Il nuovo “patto” dovrà nascere da un esperimento di scrittura collettiva on line, per il quale è stato attivato il Wiki blog La Carta di lampedusa. Registrandosi, associazioni e singoli potranno contribuire alla stesura del testo che poi sarà discusso nell’incontro di gennaio, insieme alle azioni per poterlo rendere operativo ed efficace.

L’ambizione è quella di creare, “una nuova fonte del diritto, nata dal basso”, come spiega Alessandra Sciurba, attivista palermitana, che ha studiato i centri di detenzione amministrativa e li ha raccontati in un libro e alcuni documentari. In assemblea, Alessandra ricorda che “i problema non sono solo le politiche e le norme, ma anche le prassi nei confronti dei migranti”. E da Catania Alfonso di Stefano, della rete anti-razzista, richiama gli episodi denunciati da alcuni richiedenti asilo, che raccontano di essere stati derubati di denaro e gioielli dai militari in servizio sulla nave Chimera, ora impegnata nell’operazione di pattugliamento “Mare nostrum”.

 

Il "cimitero delle barche" di Lampedusa

Il “cimitero delle barche” di Lampedusa

 

La strage del 3 ottobre ha risvegliato l’urgenza di coordinare i progetti e le azioni di tanti soggetti diversi per cercare di ottenere risultati concreti, unendo le forze.  “Sarà importante arrivare a fine gennaio con un canovaccio su cui discutere”, afferma Nicola Grigion, “per poter dedicare l’ultima giornata a decidere insieme le azioni necessarie per conquistare, nei fatti, i diritti che scriveremo a parole”.
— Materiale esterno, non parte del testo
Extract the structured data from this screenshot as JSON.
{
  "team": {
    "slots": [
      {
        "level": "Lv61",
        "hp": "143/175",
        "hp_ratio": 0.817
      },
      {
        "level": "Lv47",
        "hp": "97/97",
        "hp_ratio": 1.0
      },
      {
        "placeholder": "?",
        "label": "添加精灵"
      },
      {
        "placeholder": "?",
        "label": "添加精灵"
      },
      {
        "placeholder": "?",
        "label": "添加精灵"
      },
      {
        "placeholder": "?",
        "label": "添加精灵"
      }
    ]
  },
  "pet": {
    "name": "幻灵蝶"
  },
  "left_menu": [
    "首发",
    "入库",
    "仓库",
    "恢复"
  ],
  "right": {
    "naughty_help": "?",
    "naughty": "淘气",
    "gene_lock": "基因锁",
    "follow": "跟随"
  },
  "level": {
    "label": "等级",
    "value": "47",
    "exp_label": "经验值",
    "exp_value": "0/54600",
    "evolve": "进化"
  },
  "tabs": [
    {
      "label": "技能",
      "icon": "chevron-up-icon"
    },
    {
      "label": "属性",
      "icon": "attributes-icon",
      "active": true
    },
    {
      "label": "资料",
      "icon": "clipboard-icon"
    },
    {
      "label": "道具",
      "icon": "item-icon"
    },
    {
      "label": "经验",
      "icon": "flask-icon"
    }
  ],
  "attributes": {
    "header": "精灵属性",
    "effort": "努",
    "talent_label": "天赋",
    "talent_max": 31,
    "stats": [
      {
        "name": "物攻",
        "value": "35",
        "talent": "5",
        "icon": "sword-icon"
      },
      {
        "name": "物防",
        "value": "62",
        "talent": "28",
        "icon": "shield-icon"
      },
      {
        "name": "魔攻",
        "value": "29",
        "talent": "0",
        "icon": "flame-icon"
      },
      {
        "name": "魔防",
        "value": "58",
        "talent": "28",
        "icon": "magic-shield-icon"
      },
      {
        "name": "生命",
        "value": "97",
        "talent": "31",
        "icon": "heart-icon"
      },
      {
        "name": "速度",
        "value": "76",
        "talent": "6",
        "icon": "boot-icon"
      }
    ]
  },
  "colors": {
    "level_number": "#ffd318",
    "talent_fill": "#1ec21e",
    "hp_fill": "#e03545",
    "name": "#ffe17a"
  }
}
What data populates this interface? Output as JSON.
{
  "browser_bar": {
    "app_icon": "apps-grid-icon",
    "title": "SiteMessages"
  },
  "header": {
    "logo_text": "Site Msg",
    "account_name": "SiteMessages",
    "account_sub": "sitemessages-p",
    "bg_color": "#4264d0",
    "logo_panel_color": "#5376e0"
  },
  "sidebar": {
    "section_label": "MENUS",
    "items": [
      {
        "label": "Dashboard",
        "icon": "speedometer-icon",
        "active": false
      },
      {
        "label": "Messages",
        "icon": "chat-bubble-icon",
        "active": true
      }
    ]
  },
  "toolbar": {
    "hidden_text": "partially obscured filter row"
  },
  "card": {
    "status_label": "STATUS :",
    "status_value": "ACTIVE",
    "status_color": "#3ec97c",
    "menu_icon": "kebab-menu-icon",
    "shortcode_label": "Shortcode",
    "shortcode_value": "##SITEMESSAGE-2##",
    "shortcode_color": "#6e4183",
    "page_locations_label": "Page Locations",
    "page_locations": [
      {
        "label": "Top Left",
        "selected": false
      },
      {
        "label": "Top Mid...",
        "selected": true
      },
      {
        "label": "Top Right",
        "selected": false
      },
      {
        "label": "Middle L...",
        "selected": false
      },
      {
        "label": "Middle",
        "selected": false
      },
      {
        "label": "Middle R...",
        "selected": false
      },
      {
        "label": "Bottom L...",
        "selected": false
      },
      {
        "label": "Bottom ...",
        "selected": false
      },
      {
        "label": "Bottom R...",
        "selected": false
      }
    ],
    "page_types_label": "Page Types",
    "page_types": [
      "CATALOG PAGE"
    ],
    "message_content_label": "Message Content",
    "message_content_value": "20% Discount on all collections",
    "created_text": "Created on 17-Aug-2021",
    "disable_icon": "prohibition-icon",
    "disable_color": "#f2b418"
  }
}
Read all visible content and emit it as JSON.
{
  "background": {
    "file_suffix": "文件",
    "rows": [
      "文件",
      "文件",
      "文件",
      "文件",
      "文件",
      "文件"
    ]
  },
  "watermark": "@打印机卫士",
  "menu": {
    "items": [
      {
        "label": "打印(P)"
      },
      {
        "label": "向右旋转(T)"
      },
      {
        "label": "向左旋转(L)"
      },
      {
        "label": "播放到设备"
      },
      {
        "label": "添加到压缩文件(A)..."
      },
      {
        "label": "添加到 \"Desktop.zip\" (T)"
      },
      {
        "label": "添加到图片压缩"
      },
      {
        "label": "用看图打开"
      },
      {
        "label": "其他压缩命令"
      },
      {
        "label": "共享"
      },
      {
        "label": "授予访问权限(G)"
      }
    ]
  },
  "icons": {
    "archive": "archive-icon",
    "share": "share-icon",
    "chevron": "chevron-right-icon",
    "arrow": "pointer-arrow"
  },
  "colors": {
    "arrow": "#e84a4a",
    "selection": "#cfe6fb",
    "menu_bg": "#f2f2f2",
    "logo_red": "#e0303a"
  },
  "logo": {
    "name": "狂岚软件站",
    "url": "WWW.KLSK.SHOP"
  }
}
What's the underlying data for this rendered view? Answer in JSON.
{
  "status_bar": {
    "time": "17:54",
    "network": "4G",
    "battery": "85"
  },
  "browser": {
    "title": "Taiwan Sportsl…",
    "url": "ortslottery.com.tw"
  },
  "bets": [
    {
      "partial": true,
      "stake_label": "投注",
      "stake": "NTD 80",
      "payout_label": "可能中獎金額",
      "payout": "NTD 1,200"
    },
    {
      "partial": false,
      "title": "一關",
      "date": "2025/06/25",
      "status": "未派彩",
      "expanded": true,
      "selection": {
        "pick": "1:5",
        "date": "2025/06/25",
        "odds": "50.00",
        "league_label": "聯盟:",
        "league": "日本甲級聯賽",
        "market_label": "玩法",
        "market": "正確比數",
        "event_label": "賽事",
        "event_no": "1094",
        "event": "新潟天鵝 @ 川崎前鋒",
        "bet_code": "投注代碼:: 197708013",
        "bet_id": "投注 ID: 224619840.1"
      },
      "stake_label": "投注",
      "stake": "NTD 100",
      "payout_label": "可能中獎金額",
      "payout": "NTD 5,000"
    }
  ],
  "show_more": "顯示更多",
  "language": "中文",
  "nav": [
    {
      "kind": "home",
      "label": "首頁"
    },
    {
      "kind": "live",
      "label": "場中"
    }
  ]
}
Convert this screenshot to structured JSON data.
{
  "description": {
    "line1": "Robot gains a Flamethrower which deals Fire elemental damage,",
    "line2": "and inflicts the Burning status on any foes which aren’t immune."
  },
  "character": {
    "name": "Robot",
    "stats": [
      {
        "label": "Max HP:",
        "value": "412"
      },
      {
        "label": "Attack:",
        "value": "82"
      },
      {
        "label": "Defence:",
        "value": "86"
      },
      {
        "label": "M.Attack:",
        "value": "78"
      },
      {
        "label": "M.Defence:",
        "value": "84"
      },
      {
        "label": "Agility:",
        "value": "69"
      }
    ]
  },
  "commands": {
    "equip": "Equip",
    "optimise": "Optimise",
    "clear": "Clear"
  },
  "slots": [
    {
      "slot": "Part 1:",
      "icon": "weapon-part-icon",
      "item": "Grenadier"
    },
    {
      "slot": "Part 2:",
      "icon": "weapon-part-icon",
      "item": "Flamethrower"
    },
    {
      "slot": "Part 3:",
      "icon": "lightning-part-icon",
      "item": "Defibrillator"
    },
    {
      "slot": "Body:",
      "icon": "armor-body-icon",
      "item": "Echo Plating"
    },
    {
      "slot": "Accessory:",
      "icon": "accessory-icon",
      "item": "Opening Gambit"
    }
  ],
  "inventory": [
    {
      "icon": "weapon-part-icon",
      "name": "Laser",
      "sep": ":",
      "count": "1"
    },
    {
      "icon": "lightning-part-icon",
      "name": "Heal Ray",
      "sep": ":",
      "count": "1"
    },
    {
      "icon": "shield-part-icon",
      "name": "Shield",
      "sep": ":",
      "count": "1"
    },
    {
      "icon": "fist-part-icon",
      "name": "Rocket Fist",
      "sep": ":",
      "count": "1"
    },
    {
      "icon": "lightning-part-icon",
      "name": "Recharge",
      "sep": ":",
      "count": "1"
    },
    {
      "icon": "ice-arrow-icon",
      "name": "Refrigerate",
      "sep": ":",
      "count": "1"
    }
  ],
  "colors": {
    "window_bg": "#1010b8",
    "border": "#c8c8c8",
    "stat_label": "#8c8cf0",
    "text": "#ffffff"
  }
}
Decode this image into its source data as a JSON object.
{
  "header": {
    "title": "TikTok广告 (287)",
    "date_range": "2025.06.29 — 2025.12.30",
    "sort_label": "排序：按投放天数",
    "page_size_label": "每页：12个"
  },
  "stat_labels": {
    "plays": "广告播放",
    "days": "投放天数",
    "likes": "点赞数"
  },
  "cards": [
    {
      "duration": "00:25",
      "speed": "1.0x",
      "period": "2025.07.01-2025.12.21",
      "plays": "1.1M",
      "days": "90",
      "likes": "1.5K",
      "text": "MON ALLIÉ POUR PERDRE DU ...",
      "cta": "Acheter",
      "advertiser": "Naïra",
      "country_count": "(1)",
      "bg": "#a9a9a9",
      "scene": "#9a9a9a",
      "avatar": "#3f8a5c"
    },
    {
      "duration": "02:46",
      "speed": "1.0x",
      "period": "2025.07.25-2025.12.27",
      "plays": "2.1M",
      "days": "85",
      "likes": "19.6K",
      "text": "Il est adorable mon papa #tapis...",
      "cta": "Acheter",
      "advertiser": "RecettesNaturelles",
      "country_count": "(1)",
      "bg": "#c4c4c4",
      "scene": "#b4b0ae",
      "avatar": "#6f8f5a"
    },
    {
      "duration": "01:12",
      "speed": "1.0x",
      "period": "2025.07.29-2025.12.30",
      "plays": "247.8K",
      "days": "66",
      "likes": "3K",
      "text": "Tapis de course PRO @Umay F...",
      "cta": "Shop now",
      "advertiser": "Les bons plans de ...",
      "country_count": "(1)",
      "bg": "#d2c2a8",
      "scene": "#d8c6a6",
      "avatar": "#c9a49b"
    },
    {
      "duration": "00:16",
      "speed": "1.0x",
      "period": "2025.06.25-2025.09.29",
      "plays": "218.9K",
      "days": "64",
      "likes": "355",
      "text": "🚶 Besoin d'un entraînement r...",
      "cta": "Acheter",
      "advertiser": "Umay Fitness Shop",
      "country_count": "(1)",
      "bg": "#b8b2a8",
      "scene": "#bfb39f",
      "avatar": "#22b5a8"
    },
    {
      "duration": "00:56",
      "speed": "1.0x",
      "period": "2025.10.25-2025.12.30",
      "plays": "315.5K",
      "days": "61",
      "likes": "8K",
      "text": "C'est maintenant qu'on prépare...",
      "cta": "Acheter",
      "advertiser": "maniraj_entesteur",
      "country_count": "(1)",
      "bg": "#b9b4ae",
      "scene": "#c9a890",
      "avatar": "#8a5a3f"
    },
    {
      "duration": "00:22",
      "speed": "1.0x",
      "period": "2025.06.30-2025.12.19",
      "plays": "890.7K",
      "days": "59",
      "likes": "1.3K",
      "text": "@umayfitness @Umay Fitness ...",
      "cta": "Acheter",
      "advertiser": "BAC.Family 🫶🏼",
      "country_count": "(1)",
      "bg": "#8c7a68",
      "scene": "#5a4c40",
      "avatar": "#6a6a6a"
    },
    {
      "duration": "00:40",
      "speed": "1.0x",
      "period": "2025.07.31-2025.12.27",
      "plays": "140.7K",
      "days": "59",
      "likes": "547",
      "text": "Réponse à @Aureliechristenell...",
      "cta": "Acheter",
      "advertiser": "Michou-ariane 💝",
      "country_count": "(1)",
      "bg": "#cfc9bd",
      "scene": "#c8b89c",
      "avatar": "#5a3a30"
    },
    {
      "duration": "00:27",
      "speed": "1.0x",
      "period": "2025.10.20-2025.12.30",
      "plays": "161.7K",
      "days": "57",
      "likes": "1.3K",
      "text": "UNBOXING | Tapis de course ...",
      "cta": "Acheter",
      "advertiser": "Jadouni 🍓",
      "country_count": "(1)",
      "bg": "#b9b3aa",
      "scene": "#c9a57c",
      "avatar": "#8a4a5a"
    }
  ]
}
La “Carta” non sarà un foglio, ma un “processo”,  puntualizza Paolo Cognini, avvocato del gruppo marchigiano Ambasciata dei diritti: “richiede capacità di azione, di perseguire obiettivi, di infrangere regole e dimensioni costruite in questi anni”. “Dobbiamo chiederci se vogliamo un’Europa dei diritti umani e delle libertà oppure un’Europa delle frontiere, dello sfruttamento, dello strapotere dei mercati finanziari”, aggiunge da Roma Giansandro Merli, dello sportello di tutela legale Infomigrante.

 

Nave militare al largo di Lampedusa (foto 2011)

Nave militare al largo di Lampedusa (foto 2011)

 

Cinzia Greco, che in assemblea rappresenta il coordinamento di organizzazioni non governative Cipsi, ricorda il ruolo ambivalente dell’Unione Europea: “a volte la sentiamo come nemica, altre volte ci rendiamo conto che è la Corte Europea, per esempio, che ci ha aiutato ad affermare una serie di diritti fondamentali” e suggerisce l’opportunità della “iniziativa di cittadinanza europea” come strumento per proporre a Bruxelles proposte legislative che vengono direttamente dai cittadini.

“L’immigrazione è rappresentata come una continua emergenza”, aggiunge Gabriele Bernardi dell’associazione bresciana Diritti per tutti: “la nostra proposta ribalta questo ordine del discorso e ha tra i suoi punti fondamentali l’abolizione della legge Bossi Fini”.

Del gruppo di lavoro fanno parte tanti giuristi e “potremo senz’altro produrre una proposta di modifica normativa all’altezza delle sfide che vogliamo affrontare”, riprende Nicola Grigion: “creare un testo che possa trasformarsi in una legge dello Stato, di iniziativa popolare o presentata attraverso un partito”.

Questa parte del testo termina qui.